Key Legislative Proposals
The package of measures implementing the Action Plan includes three key legislative proposals [[1]]:
- Regulation on the establishment of a framework to facilitate sustainable investment: This regulation aims to create a unified classification system, known as a "taxonomy," to determine what can be considered an environmentally sustainable economic activity.
- Regulation on disclosures relating to sustainable investments and sustainability risks: This regulation introduces disclosure obligations for institutional investors and asset managers regarding how they integrate ESG factors into their risk processes.
- Amendment to the benchmark regulation: The proposed amendment creates a new category of benchmarks comprising low-carbon and positive carbon impact benchmarks, providing investors with better information on the carbon footprint of their investments.
Non-Legislative Measures
In addition to the legislative proposals, the sustainable finance initiative includes non-legislative measures [[1]]:
- Development of an EU Green Bond Standard: This aims to establish a standard for green bonds, which are financial instruments used to fund environmentally friendly projects.
- Metrics for improving disclosure on climate-related information: The initiative focuses on developing metrics that enhance the disclosure of climate-related information by financial entities.

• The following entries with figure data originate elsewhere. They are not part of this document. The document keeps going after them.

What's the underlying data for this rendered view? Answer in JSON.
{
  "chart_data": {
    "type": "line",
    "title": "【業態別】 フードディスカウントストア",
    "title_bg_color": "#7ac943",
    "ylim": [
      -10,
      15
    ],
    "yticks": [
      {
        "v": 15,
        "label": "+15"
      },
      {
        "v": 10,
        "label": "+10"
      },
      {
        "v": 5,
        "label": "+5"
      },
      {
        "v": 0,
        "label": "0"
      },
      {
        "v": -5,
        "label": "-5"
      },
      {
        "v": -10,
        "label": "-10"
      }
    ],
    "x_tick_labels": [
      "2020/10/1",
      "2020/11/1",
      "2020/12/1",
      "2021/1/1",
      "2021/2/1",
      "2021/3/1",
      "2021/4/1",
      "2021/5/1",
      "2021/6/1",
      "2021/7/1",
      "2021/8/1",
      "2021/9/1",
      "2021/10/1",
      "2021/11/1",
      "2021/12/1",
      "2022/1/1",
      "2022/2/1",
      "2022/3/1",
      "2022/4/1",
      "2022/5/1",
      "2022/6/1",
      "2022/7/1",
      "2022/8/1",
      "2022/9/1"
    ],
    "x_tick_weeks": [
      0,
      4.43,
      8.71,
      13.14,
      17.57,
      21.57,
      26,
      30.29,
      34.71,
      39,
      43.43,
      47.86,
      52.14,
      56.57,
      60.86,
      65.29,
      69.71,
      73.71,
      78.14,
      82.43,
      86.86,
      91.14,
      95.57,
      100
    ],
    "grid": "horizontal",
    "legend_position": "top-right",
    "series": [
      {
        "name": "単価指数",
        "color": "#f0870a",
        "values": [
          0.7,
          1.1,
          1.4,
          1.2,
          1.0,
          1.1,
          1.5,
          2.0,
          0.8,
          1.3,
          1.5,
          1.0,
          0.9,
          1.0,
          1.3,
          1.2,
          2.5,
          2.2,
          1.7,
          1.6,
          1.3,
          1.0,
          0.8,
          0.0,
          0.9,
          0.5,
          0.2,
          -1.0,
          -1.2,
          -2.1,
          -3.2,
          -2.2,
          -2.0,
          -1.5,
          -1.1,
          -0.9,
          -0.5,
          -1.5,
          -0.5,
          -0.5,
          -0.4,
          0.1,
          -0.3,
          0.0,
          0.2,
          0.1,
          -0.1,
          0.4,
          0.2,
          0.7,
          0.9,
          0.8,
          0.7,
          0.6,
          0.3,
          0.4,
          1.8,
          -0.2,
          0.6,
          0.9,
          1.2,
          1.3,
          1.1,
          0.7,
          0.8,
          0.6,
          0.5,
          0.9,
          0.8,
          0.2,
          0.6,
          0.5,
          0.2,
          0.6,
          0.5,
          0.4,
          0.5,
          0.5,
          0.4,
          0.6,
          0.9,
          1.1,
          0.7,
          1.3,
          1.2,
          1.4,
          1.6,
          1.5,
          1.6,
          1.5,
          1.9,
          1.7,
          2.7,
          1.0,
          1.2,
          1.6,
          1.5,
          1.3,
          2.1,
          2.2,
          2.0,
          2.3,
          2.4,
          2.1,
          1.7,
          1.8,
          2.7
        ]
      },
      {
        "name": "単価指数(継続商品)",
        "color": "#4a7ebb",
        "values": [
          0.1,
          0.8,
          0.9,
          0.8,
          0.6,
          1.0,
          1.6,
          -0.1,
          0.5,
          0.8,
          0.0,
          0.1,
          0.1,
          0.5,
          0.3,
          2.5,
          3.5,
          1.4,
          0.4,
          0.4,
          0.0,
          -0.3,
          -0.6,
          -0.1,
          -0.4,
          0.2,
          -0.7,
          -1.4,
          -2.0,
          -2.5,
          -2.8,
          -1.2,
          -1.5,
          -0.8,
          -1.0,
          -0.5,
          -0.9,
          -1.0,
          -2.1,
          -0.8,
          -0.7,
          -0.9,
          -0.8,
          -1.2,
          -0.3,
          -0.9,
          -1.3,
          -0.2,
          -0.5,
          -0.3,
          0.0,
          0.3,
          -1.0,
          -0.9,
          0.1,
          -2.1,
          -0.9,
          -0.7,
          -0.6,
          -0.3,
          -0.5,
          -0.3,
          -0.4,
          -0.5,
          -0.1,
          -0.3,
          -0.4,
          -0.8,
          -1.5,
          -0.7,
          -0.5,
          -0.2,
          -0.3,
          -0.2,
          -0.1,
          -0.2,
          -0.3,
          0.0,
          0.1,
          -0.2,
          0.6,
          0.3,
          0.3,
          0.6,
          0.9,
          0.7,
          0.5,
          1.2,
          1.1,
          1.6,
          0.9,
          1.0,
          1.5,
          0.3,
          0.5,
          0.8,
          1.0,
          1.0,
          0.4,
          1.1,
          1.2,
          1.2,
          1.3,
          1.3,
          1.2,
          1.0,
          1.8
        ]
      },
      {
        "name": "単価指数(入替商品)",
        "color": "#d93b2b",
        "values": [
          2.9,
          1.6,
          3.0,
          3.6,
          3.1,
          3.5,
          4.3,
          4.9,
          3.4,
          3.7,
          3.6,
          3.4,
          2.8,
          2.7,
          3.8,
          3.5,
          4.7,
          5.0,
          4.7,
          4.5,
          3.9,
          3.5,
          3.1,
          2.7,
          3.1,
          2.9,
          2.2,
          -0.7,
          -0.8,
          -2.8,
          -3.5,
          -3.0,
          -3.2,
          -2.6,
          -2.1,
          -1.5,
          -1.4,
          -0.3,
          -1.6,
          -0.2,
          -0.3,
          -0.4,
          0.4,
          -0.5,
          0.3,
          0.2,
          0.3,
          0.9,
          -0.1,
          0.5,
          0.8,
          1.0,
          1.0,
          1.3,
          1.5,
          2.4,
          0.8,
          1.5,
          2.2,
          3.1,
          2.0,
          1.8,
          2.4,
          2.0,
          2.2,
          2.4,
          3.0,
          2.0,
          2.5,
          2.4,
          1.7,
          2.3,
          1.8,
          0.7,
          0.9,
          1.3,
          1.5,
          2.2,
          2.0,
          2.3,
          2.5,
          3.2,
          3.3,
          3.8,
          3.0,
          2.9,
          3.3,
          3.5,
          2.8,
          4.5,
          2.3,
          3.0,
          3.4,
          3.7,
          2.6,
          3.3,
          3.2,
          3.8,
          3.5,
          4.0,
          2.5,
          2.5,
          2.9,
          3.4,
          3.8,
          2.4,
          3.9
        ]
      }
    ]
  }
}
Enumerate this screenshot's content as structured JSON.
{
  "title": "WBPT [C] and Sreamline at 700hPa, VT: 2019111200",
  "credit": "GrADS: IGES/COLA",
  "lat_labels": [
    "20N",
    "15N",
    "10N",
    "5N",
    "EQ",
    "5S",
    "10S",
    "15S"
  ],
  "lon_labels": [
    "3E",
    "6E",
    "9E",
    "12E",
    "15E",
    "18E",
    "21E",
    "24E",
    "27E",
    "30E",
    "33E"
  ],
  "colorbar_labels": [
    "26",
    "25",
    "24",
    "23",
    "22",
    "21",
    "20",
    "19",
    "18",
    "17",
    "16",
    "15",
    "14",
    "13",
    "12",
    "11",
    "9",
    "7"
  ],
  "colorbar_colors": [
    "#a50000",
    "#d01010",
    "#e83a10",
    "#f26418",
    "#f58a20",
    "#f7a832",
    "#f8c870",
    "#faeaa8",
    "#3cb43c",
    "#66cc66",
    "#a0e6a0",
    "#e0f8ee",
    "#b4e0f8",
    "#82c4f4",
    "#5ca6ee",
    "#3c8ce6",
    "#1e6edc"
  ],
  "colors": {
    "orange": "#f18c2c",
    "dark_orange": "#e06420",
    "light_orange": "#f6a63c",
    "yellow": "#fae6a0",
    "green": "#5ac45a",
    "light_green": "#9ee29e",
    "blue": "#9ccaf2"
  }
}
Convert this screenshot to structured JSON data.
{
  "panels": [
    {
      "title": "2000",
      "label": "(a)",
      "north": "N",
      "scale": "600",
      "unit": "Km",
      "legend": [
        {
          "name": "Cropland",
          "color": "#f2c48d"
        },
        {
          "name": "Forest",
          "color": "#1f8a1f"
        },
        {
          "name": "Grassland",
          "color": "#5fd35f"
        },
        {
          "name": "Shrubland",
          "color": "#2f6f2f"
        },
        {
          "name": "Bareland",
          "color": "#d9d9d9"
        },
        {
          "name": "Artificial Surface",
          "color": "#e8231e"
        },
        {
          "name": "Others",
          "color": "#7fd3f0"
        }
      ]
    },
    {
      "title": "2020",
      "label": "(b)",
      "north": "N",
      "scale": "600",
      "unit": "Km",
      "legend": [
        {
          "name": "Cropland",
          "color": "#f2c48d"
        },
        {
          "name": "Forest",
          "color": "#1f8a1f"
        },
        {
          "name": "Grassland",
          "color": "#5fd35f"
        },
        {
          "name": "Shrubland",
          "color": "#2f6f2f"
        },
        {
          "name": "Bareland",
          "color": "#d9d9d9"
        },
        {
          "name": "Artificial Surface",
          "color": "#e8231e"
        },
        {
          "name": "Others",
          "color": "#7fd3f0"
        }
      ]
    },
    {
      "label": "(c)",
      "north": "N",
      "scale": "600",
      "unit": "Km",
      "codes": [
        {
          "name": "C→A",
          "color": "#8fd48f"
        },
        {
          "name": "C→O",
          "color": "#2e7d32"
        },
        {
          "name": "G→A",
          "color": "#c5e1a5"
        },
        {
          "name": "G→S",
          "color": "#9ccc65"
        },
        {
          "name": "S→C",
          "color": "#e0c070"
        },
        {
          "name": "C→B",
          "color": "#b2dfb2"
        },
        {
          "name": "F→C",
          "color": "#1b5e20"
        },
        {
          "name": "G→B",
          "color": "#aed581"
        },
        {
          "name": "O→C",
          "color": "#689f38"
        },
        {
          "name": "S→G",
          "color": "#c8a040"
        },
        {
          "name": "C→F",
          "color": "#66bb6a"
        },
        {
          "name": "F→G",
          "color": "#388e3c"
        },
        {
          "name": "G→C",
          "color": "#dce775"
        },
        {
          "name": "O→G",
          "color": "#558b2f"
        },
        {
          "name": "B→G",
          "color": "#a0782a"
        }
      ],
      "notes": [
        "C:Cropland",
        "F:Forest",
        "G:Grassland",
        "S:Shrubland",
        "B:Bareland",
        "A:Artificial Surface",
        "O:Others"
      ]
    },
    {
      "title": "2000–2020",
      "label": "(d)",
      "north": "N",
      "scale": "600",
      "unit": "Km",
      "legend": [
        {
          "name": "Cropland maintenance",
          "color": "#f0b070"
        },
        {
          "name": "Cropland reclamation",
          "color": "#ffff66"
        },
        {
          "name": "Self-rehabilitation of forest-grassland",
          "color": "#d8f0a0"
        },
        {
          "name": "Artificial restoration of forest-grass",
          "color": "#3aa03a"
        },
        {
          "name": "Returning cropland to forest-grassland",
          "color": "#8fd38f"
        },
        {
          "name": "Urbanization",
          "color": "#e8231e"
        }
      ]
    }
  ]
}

- EU Ecolabel for green financial products: The Commission proposes the introduction of an EU Ecolabel to identify and promote green financial products.
Results and Impacts
The EU's sustainable finance initiative aims to mobilize the financial sector to support sustainable activities and become a global leader in sustainable finance. The introduction of a harmonized EU-wide classification system (taxonomy) will provide investors with clearer information about environmentally sustainable economic activities. This initiative is expected to channel more investments into sustainable activities, contributing to economic growth and job creation [[1]].
International Cooperation
The EU's initiative on sustainable finance has attracted interest from other parts of the world. The Commission is considering establishing an international network of jurisdictions committed to advancing sustainable finance. This network would include both developed and developing countries, fostering cooperation and synergies in promoting sustainable finance globally [[1]].
Conclusion
The Sustainable Finance Action Plan, along with the legislative and non-legislative measures being developed, has created significant momentum and discussion on sustainable finance in the EU. The level of ambition demonstrated by the EU in this area is unmatched elsewhere and has the potential to bring about systemic change in the financial sector [[1]].
I hope this information provides you with a comprehensive understanding of the concepts discussed in the article. If you have any further questions, feel free to ask!